— Глянь-ка, что-то там светится — должно быть, керосиновая лампа. Ну вот мы и дома.
Наконец-то он показался — дом моей бабки и моих дядюшек, освещенный чуть заметным красноватым огоньком, мерцающим в проеме ворот, и внезапно я оказалась в замызганном чистилище, где обитали мои родичи, словно бы только что сотворенные господом богом, к вящему моему изумлению, ибо до этого вечера я и не подозревала об их существовании, об их жизни, столь непохожей на мою собственную. Я всматривалась в надвигавшиеся на меня лица, стараясь уловить выражение суровой доброты в очертаниях могучих челюстей, словно бы вырубленных топором в подражание какому-то древнему прообразу, в котором, без сомнения, таилось что-то жутковатое, и не находила его ни в этих грубых чертах, ни во взгляде холодных голубых глаз, притушенном, к счастью, поразительно густыми бровями и ресницами.
— Вовремя подоспели: еда на столе, — заявила, уперев руки в бока, здоровенная бабища. — Только боюсь, не грех ли ее скармливать городским девчонкам вот с такими-то бледными личиками, ну чисто как у мертвецов…
— Личики бледней воска, зато грехи черней угля! — выкрикнул мальчишка-уродец и принялся хохотать как сумасшедший, втянув голову в костлявые плечи. — Это верно, что ты моя двоюродная сестрица?
— Заткнись, Жакоб! — проревел чей-то голос, но мальчишка, получивший вслед за окриком здоровенную затрещину, заржал пуще прежнего.
Жакобу никогда не суждено было переступить порог своего отчуждения. В лоне собственной семьи он принадлежал к презренной касте «выродков», в которую входили его младший брат эпилептик, глухонемая сестра, сухорукая, как и он, тетка, тоже страдавшая искривлением позвоночника, пригнетавшим обоих к земле и вынуждавшим их постоянно прижимать к груди искалеченные руки, которыми они все-таки ухитрялись кое-что делать, и, наконец, среди наказанных богом братьев и сестер Жакоба числился еще один каверзный подарок Провидения, изнемогавшего под гнетом собственной неуемной щедрости: то был так называемый «голубенький братец» — никто даже не осмеливался произносить вслух настоящее имя этого монстра, воплощавшего в себе все уродство, все муки и, должно быть, все грехи мира. Он был самым младшим отпрыском в семье, но мать Жакоба утешалась, вынашивая в дряблом своем лоне, под бессменной холщовой рубахой, четырнадцатый жуткий плод, от которого было бы лучше всего избавиться, повинуясь праведному голосу милосердия, но, поскольку милосердие существовало только в грезах Жакоба, на свет появился еще один уродец, дабы продолжить непорочную родословную бедствий. Полчище здоровых мужчин и ребятишек поднималось поутру в этом доме не только для того, чтобы измываться над калеками, но и чтобы ковыряться в земле, дабы прокормить самих себя и скотину. Что же касается Жакоба, то он с утра до вечера возился со свиньями и, похоже, ел из одного с ними корыта. Семья относилась с известной снисходительностью к немощам его тетки Атталы, к припадкам его брата эпилептика, но строптивый, упрямый, порою всю ночь напролет бродивший по лесам Жакоб занимал столь низкую ступень в семейной иерархии, что в конце концов привык к посвисту кнута, полосующего его костлявое тело, как привыкают — по собственному его выражению — «к дуновению ветерка в засохшем лесу».

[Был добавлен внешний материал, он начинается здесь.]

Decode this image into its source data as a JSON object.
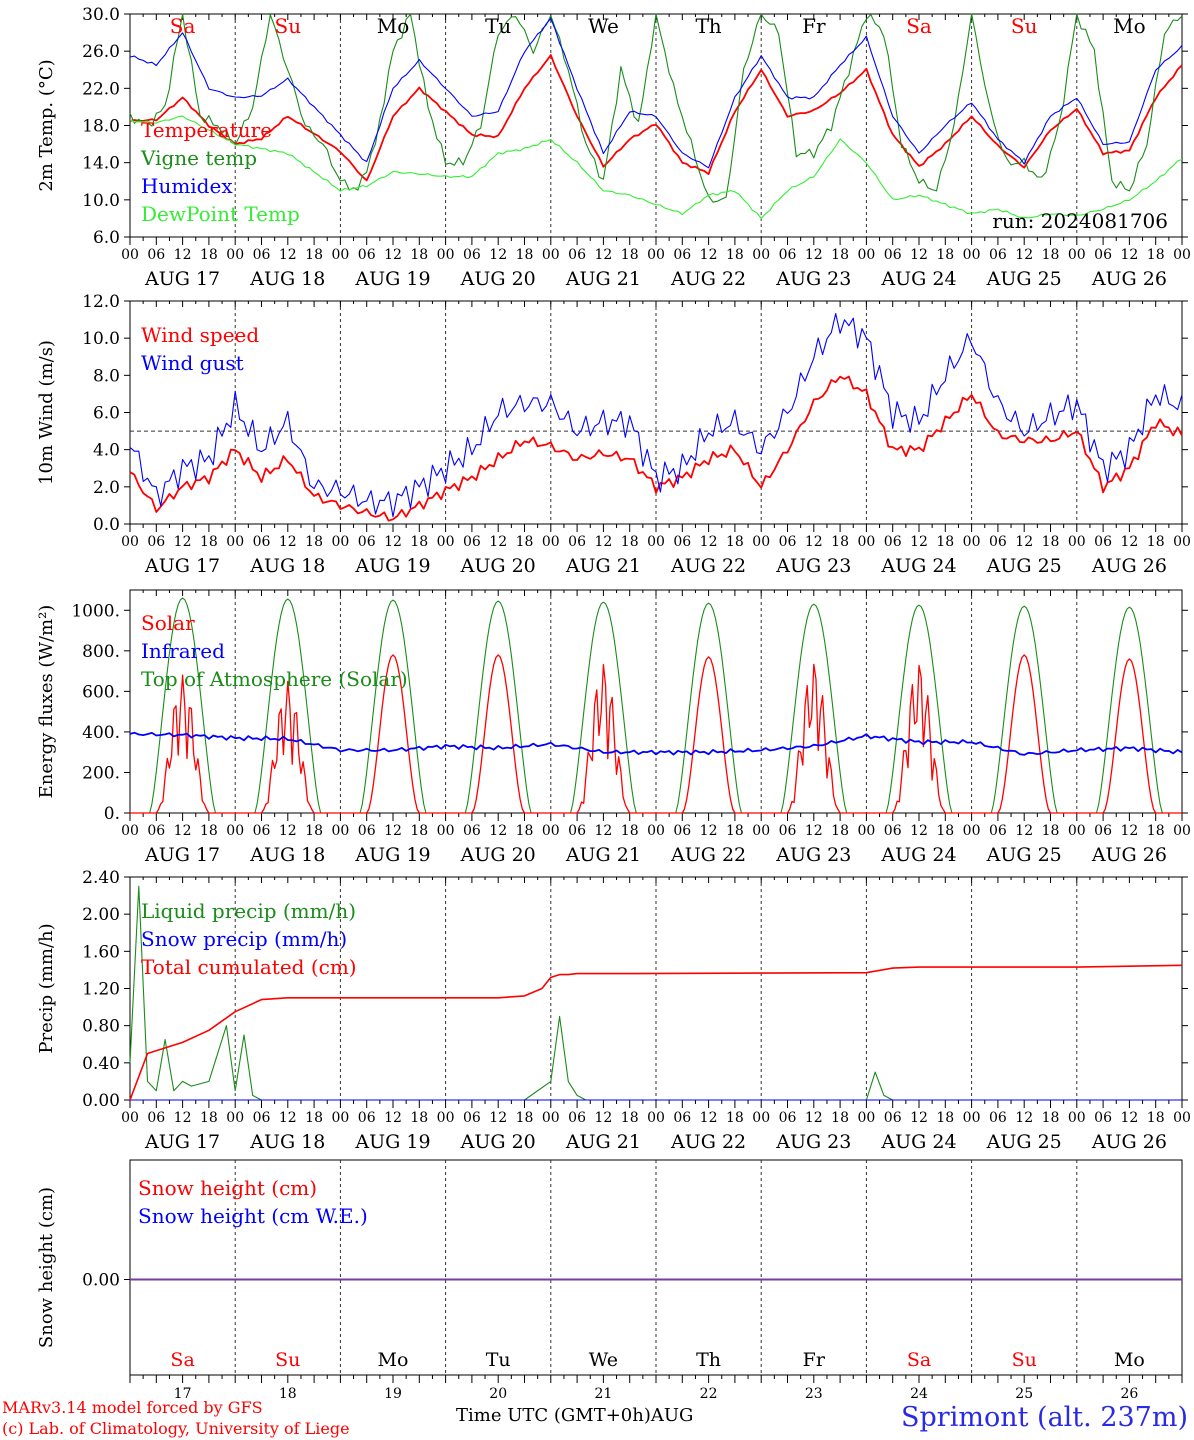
{
  "colors": {
    "red": "#ff0000",
    "green": "#1a8c1a",
    "lightgreen": "#33ee33",
    "blue": "#0000ff",
    "grid": "#555555",
    "purple": "#7a3aa0",
    "site": "#2a2ae6"
  },
  "days": [
    "Sa",
    "Su",
    "Mo",
    "Tu",
    "We",
    "Th",
    "Fr",
    "Sa",
    "Su",
    "Mo"
  ],
  "weekend": [
    true,
    true,
    false,
    false,
    false,
    false,
    false,
    true,
    true,
    false
  ],
  "day_numbers": [
    "17",
    "18",
    "19",
    "20",
    "21",
    "22",
    "23",
    "24",
    "25",
    "26"
  ],
  "date_labels": [
    "AUG 17",
    "AUG 18",
    "AUG 19",
    "AUG 20",
    "AUG 21",
    "AUG 22",
    "AUG 23",
    "AUG 24",
    "AUG 25",
    "AUG 26"
  ],
  "hour_ticks": [
    "00",
    "06",
    "12",
    "18"
  ],
  "hour_end": "00",
  "run_label": "run: 2024081706",
  "footer": {
    "model": "MARv3.14 model forced by GFS",
    "credit": "(c) Lab. of Climatology, University of Liege",
    "time_axis": "Time UTC (GMT+0h)",
    "month": "AUG",
    "site": "Sprimont (alt. 237m)"
  },
  "chart_data": [
    {
      "type": "line",
      "ylabel": "2m Temp. (°C)",
      "ylim": [
        6.0,
        30.0
      ],
      "yticks": [
        "6.0",
        "10.0",
        "14.0",
        "18.0",
        "22.0",
        "26.0",
        "30.0"
      ],
      "x_unit": "hours since AUG 17 00 UTC",
      "series": [
        {
          "name": "Temperature",
          "color": "red",
          "x": [
            0,
            6,
            12,
            18,
            24,
            30,
            36,
            48,
            54,
            60,
            66,
            72,
            78,
            84,
            90,
            96,
            102,
            108,
            114,
            120,
            126,
            132,
            138,
            144,
            150,
            156,
            162,
            168,
            174,
            180,
            186,
            192,
            198,
            204,
            210,
            216,
            222,
            228,
            234,
            240
          ],
          "values": [
            18.5,
            18.6,
            21.0,
            18.0,
            16.0,
            16.6,
            19.0,
            15.2,
            12.0,
            19.0,
            22.0,
            19.5,
            17.0,
            16.8,
            22.0,
            25.5,
            19.0,
            13.6,
            16.5,
            18.2,
            14.0,
            12.9,
            19.5,
            24.0,
            19.0,
            19.6,
            21.5,
            24.0,
            17.0,
            13.6,
            16.0,
            19.0,
            15.8,
            13.5,
            17.5,
            19.8,
            15.0,
            15.3,
            21.0,
            24.5
          ]
        },
        {
          "name": "Vigne temp",
          "color": "green",
          "x": [
            0,
            4,
            8,
            12,
            16,
            20,
            24,
            28,
            32,
            36,
            40,
            44,
            48,
            52,
            56,
            60,
            64,
            68,
            72,
            76,
            80,
            84,
            88,
            92,
            96,
            100,
            104,
            108,
            112,
            116,
            120,
            124,
            128,
            132,
            136,
            140,
            144,
            148,
            152,
            156,
            160,
            164,
            168,
            172,
            176,
            180,
            184,
            188,
            192,
            196,
            200,
            204,
            208,
            212,
            216,
            220,
            224,
            228,
            232,
            236,
            240
          ],
          "values": [
            19,
            18,
            20,
            30,
            19,
            18,
            16,
            20,
            30,
            24,
            18,
            16,
            12,
            11,
            16,
            26,
            30,
            20,
            14,
            14,
            18,
            28,
            30,
            26,
            30,
            24,
            16,
            12,
            24,
            18,
            30,
            22,
            16,
            10,
            10,
            24,
            30,
            28,
            15,
            15,
            18,
            24,
            30,
            28,
            16,
            12,
            11,
            18,
            30,
            20,
            14,
            14,
            12,
            18,
            30,
            26,
            12,
            11,
            16,
            28,
            30
          ]
        },
        {
          "name": "Humidex",
          "color": "blue",
          "x": [
            0,
            6,
            12,
            18,
            24,
            30,
            36,
            48,
            54,
            60,
            66,
            72,
            78,
            84,
            90,
            96,
            102,
            108,
            114,
            120,
            126,
            132,
            138,
            144,
            150,
            156,
            162,
            168,
            174,
            180,
            186,
            192,
            198,
            204,
            210,
            216,
            222,
            228,
            234,
            240
          ],
          "values": [
            25.5,
            24.5,
            28.0,
            22.0,
            21.0,
            21.2,
            23.0,
            17.0,
            14.0,
            22.0,
            25.0,
            22.0,
            19.0,
            19.5,
            26.0,
            29.5,
            22.0,
            15.0,
            19.5,
            19.0,
            15.0,
            13.5,
            21.0,
            25.5,
            21.0,
            21.0,
            24.5,
            27.5,
            19.0,
            15.0,
            18.0,
            20.5,
            16.5,
            14.0,
            19.0,
            21.0,
            16.0,
            16.2,
            24.0,
            26.5
          ]
        },
        {
          "name": "DewPoint Temp",
          "color": "lightgreen",
          "x": [
            0,
            6,
            12,
            18,
            24,
            30,
            36,
            42,
            48,
            54,
            60,
            66,
            72,
            78,
            84,
            90,
            96,
            102,
            108,
            114,
            120,
            126,
            132,
            138,
            144,
            150,
            156,
            162,
            168,
            174,
            180,
            186,
            192,
            198,
            204,
            210,
            216,
            222,
            228,
            234,
            240
          ],
          "values": [
            18.5,
            18.3,
            19.0,
            17.5,
            16.0,
            15.5,
            15.0,
            13.0,
            11.0,
            11.5,
            13.0,
            12.8,
            12.5,
            12.5,
            15.0,
            15.5,
            16.5,
            14.0,
            11.0,
            10.5,
            9.5,
            8.5,
            10.5,
            11.0,
            8.0,
            11.0,
            12.5,
            16.5,
            14.0,
            10.0,
            10.5,
            9.5,
            8.5,
            9.0,
            8.0,
            8.5,
            8.3,
            9.0,
            10.0,
            12.0,
            14.5
          ]
        }
      ]
    },
    {
      "type": "line",
      "ylabel": "10m Wind (m/s)",
      "ylim": [
        0.0,
        12.0
      ],
      "yticks": [
        "0.0",
        "2.0",
        "4.0",
        "6.0",
        "8.0",
        "10.0",
        "12.0"
      ],
      "reference_line": 5.0,
      "series": [
        {
          "name": "Wind speed",
          "color": "red",
          "x": [
            0,
            6,
            12,
            18,
            24,
            30,
            36,
            42,
            48,
            54,
            60,
            66,
            72,
            78,
            84,
            90,
            96,
            102,
            108,
            114,
            120,
            126,
            132,
            138,
            144,
            150,
            156,
            162,
            168,
            174,
            180,
            186,
            192,
            198,
            204,
            210,
            216,
            222,
            228,
            234,
            240
          ],
          "values": [
            2.8,
            0.8,
            2.0,
            2.5,
            4.0,
            2.5,
            3.5,
            1.5,
            1.0,
            0.6,
            0.3,
            1.0,
            1.8,
            2.5,
            3.5,
            4.5,
            4.2,
            3.5,
            3.8,
            3.5,
            2.0,
            2.5,
            3.5,
            4.0,
            2.0,
            4.0,
            6.5,
            8.0,
            7.0,
            4.0,
            4.0,
            5.5,
            7.0,
            4.8,
            4.5,
            4.5,
            5.0,
            2.0,
            3.0,
            5.5,
            4.8
          ]
        },
        {
          "name": "Wind gust",
          "color": "blue",
          "x": [
            0,
            6,
            12,
            18,
            24,
            30,
            36,
            42,
            48,
            54,
            60,
            66,
            72,
            78,
            84,
            90,
            96,
            102,
            108,
            114,
            120,
            126,
            132,
            138,
            144,
            150,
            156,
            162,
            168,
            174,
            180,
            186,
            192,
            198,
            204,
            210,
            216,
            222,
            228,
            234,
            240
          ],
          "values": [
            4.3,
            1.5,
            3.0,
            3.5,
            6.3,
            4.0,
            5.5,
            2.0,
            1.8,
            1.2,
            1.2,
            2.0,
            3.0,
            4.0,
            6.0,
            6.5,
            6.5,
            5.0,
            5.5,
            5.5,
            2.5,
            3.0,
            5.0,
            5.5,
            4.0,
            6.0,
            9.0,
            11.0,
            10.0,
            6.0,
            5.5,
            8.0,
            10.0,
            6.5,
            5.0,
            5.8,
            6.5,
            3.0,
            4.0,
            7.0,
            6.3
          ]
        }
      ]
    },
    {
      "type": "line",
      "ylabel": "Energy fluxes (W/m²)",
      "ylim": [
        0,
        1100
      ],
      "yticks": [
        "0.",
        "200.",
        "400.",
        "600.",
        "800.",
        "1000."
      ],
      "series": [
        {
          "name": "Solar",
          "color": "red",
          "peaks": [
            680,
            650,
            780,
            780,
            740,
            770,
            750,
            750,
            780,
            760
          ]
        },
        {
          "name": "Infrared",
          "color": "blue",
          "x": [
            0,
            12,
            24,
            36,
            48,
            60,
            72,
            84,
            96,
            108,
            120,
            132,
            144,
            156,
            168,
            180,
            192,
            204,
            216,
            228,
            240
          ],
          "values": [
            390,
            385,
            370,
            365,
            310,
            310,
            330,
            320,
            340,
            300,
            300,
            300,
            310,
            330,
            380,
            350,
            350,
            290,
            310,
            320,
            300
          ]
        },
        {
          "name": "Top of Atmosphere (Solar)",
          "color": "green",
          "peaks": [
            1060,
            1055,
            1050,
            1045,
            1040,
            1035,
            1030,
            1025,
            1020,
            1015
          ]
        }
      ]
    },
    {
      "type": "line",
      "ylabel": "Precip (mm/h)",
      "ylim": [
        0.0,
        2.4
      ],
      "yticks": [
        "0.00",
        "0.40",
        "0.80",
        "1.20",
        "1.60",
        "2.00",
        "2.40"
      ],
      "series": [
        {
          "name": "Liquid precip (mm/h)",
          "color": "green",
          "x": [
            0,
            2,
            4,
            6,
            8,
            10,
            12,
            14,
            18,
            22,
            24,
            26,
            28,
            30,
            36,
            90,
            96,
            98,
            100,
            102,
            104,
            108,
            168,
            170,
            172,
            174,
            240
          ],
          "values": [
            0.4,
            2.3,
            0.2,
            0.1,
            0.65,
            0.1,
            0.2,
            0.15,
            0.2,
            0.8,
            0.1,
            0.7,
            0.05,
            0.0,
            0.0,
            0.0,
            0.2,
            0.9,
            0.2,
            0.05,
            0.0,
            0.0,
            0.0,
            0.3,
            0.05,
            0.0,
            0.0
          ]
        },
        {
          "name": "Snow precip (mm/h)",
          "color": "blue",
          "x": [
            0,
            240
          ],
          "values": [
            0,
            0
          ]
        },
        {
          "name": "Total cumulated (cm)",
          "color": "red",
          "x": [
            0,
            4,
            12,
            18,
            24,
            30,
            36,
            48,
            84,
            90,
            94,
            96,
            98,
            100,
            102,
            110,
            168,
            174,
            180,
            216,
            240
          ],
          "values": [
            0.0,
            0.5,
            0.62,
            0.75,
            0.95,
            1.08,
            1.1,
            1.1,
            1.1,
            1.12,
            1.2,
            1.32,
            1.35,
            1.35,
            1.36,
            1.36,
            1.37,
            1.42,
            1.43,
            1.43,
            1.45
          ]
        }
      ]
    },
    {
      "type": "line",
      "ylabel": "Snow height (cm)",
      "yticks": [
        "0.00"
      ],
      "series": [
        {
          "name": "Snow height (cm)",
          "color": "red",
          "x": [
            0,
            240
          ],
          "values": [
            0,
            0
          ]
        },
        {
          "name": "Snow height (cm W.E.)",
          "color": "blue",
          "x": [
            0,
            240
          ],
          "values": [
            0,
            0
          ]
        }
      ]
    }
  ]
}
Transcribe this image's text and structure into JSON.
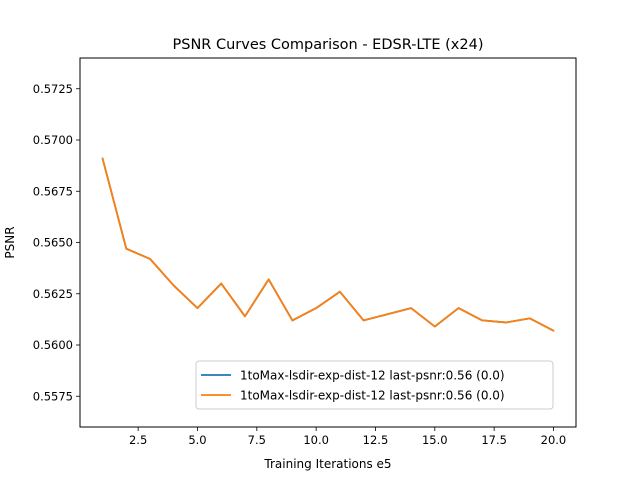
{
  "chart_data": {
    "type": "line",
    "title": "PSNR Curves Comparison - EDSR-LTE (x24)",
    "xlabel": "Training Iterations e5",
    "ylabel": "PSNR",
    "xlim": [
      0.05,
      20.95
    ],
    "ylim": [
      0.556,
      0.574
    ],
    "xticks": [
      2.5,
      5.0,
      7.5,
      10.0,
      12.5,
      15.0,
      17.5,
      20.0
    ],
    "xtick_labels": [
      "2.5",
      "5.0",
      "7.5",
      "10.0",
      "12.5",
      "15.0",
      "17.5",
      "20.0"
    ],
    "yticks": [
      0.5575,
      0.56,
      0.5625,
      0.565,
      0.5675,
      0.57,
      0.5725
    ],
    "ytick_labels": [
      "0.5575",
      "0.5600",
      "0.5625",
      "0.5650",
      "0.5675",
      "0.5700",
      "0.5725"
    ],
    "grid": false,
    "legend_position": "lower-right",
    "x": [
      1,
      2,
      3,
      4,
      5,
      6,
      7,
      8,
      9,
      10,
      11,
      12,
      13,
      14,
      15,
      16,
      17,
      18,
      19,
      20
    ],
    "series": [
      {
        "name": "1toMax-lsdir-exp-dist-12 last-psnr:0.56 (0.0)",
        "color": "#1f77b4",
        "values": [
          0.5691,
          0.5647,
          0.5642,
          0.5629,
          0.5618,
          0.563,
          0.5614,
          0.5632,
          0.5612,
          0.5618,
          0.5626,
          0.5612,
          0.5615,
          0.5618,
          0.5609,
          0.5618,
          0.5612,
          0.5611,
          0.5613,
          0.5607
        ]
      },
      {
        "name": "1toMax-lsdir-exp-dist-12 last-psnr:0.56 (0.0)",
        "color": "#ff7f0e",
        "values": [
          0.5691,
          0.5647,
          0.5642,
          0.5629,
          0.5618,
          0.563,
          0.5614,
          0.5632,
          0.5612,
          0.5618,
          0.5626,
          0.5612,
          0.5615,
          0.5618,
          0.5609,
          0.5618,
          0.5612,
          0.5611,
          0.5613,
          0.5607
        ]
      }
    ]
  }
}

Я делила с Жакобом матрас, кишевший клопами; в углу спальни, всю ночь не смыкая глаз, вертели своими жирафьими шеями сестры-двойняшки Эвелина и Руфь; они лениво почесывались и бесстыдно хихикали всякий раз, когда бедная наша тетушка Аттала извергала очередной яростный потоп в ночной горшок, дремавший у нее под кроватью. Жакоб во сне что-то тихонько бормотал нараспев, будто плакал; я слушала его, в безнадежной тоске отсчитывая жуткие часы. Бессвязный бред Жакоба пугал меня; он часто рассказывал о жестоких битвах, что вершились в горах между взбунтовавшимися свиньями и их пастырями — людьми из рода его отца, «исполинами, у которых черные зубы, а глаза голубые, словно плевки. В конце концов свиньи растерзали и пожрали великанов, начиная с головы и кончая сердцем, а клочья окровавленной кожи оставили орлам, прилетающим ночью…». Жакоб вздрагивал от восторга, рассказывая об этих кошмарных пиршествах, словно жуткое повествование смягчало боль от изведанных им унижений. Я боялась этого десятилетнего мальчугана, с виду такого доброго, — в сердце его неимоверная мстительность сочеталась с жертвенным состраданием. По ночам его холодная искривленная рука прикасалась к моим волосам.